In a decision that was issued in a comparatively short time period, the Eighth Appellate District Court of Appeals' in Cuyahoga County affirmed the trial court's decision that the Local Hire law passed by the Ohio legislature and signed into law by the Governor, R.C. 9.75, is a not a valid exercise of the legislature' constitutional authority, and that the statute unconstitutionally infringes on the city's Home-Rule authority. Click Here for Court Opinion

The Court of Appeals found that Art. II, Section 34 of the Ohio Constitution which the legislature relied upon in enacting R.C. 9.75, does not reach Cleveland's Fannie Lewis law. According to the Court, R.C. 9.75 does not relate to any residency requirement imposed as a condition of employment by employers upon public employees. The Appeals Court did not find that R.C. 9.75 relates to the right of a person to choose where to live and that the statute does not relate to the comfort, health, safety or general welfare of the contractors.
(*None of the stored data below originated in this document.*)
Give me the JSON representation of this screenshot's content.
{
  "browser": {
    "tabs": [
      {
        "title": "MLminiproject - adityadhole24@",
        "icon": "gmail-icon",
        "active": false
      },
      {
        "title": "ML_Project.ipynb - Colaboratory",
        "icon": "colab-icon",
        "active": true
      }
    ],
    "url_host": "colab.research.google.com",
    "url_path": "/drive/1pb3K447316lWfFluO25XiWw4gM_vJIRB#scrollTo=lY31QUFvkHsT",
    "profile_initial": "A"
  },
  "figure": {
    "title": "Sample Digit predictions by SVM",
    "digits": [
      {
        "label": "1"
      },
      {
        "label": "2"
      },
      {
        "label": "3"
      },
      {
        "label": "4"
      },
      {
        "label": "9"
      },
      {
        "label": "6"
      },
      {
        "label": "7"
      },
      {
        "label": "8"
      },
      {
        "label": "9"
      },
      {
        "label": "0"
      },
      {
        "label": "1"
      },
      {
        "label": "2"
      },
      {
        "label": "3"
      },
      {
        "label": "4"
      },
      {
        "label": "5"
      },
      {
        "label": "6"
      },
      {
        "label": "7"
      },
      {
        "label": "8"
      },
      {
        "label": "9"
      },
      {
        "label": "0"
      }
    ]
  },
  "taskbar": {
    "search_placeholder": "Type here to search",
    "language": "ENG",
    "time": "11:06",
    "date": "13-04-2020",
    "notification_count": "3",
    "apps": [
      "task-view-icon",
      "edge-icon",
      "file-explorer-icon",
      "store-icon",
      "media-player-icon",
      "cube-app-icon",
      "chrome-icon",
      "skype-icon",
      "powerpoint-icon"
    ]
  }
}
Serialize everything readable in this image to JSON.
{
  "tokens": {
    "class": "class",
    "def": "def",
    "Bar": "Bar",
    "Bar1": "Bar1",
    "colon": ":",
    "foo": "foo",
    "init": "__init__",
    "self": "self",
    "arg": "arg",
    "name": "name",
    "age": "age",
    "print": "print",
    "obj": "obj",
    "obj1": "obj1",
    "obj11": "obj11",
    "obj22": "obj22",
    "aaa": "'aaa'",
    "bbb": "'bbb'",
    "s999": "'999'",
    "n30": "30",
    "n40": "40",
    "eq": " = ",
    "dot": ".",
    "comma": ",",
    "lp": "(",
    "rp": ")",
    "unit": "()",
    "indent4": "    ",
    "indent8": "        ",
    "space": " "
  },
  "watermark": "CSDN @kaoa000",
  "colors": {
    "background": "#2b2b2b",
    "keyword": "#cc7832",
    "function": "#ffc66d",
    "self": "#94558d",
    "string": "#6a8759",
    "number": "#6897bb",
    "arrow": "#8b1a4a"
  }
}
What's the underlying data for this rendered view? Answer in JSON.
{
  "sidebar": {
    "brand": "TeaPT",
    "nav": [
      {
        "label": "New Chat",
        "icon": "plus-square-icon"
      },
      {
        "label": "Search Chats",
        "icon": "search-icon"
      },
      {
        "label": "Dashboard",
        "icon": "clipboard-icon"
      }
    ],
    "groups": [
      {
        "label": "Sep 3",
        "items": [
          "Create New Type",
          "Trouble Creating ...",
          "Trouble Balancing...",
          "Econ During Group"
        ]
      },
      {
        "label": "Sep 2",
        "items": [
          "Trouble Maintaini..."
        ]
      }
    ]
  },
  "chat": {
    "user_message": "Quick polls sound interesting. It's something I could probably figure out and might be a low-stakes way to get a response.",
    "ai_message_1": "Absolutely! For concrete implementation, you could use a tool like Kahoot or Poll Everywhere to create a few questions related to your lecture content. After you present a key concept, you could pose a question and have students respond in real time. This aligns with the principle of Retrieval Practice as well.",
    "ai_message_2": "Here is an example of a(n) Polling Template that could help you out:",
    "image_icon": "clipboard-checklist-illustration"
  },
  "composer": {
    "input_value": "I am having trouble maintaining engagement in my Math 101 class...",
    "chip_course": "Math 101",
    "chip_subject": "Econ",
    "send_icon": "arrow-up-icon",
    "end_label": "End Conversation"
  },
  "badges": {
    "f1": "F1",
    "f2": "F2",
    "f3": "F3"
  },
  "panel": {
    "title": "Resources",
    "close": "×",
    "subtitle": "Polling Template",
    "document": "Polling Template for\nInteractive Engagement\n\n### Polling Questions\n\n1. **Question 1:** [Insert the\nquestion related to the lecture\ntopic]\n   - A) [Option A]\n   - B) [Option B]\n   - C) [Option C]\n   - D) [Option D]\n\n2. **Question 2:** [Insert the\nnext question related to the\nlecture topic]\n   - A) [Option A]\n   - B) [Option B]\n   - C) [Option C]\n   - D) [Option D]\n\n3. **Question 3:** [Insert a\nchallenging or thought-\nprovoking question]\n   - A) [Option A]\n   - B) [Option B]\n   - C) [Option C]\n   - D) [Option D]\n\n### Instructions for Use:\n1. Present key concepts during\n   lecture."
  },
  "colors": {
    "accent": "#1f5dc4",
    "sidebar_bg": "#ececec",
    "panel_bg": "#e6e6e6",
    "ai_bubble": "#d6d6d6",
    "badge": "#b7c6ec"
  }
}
The Court of Appeals said:

"It is readily apparent that R.C. 9.75 is no more than an attempt to preempt powers of local self-government and to restrict the contract terms between public authorities and contractors who choose to bid on local public improvement contracts. H.B. 180 was not advanced by a labor or worker group. It was advanced by a contractor association, not for the benefit of workers, but to benefit their interests. The contractors' interest is in streamlining interactions with municipalities by limiting the ability of municipal governments to place terms or requirements on public contracts that are awarded within those municipal jurisdictions."


While this ruling is a disappointment, it was not surprising. The state of Ohio has 45 days from today to file an appeal to the Ohio Supreme Court. We will keep you posted.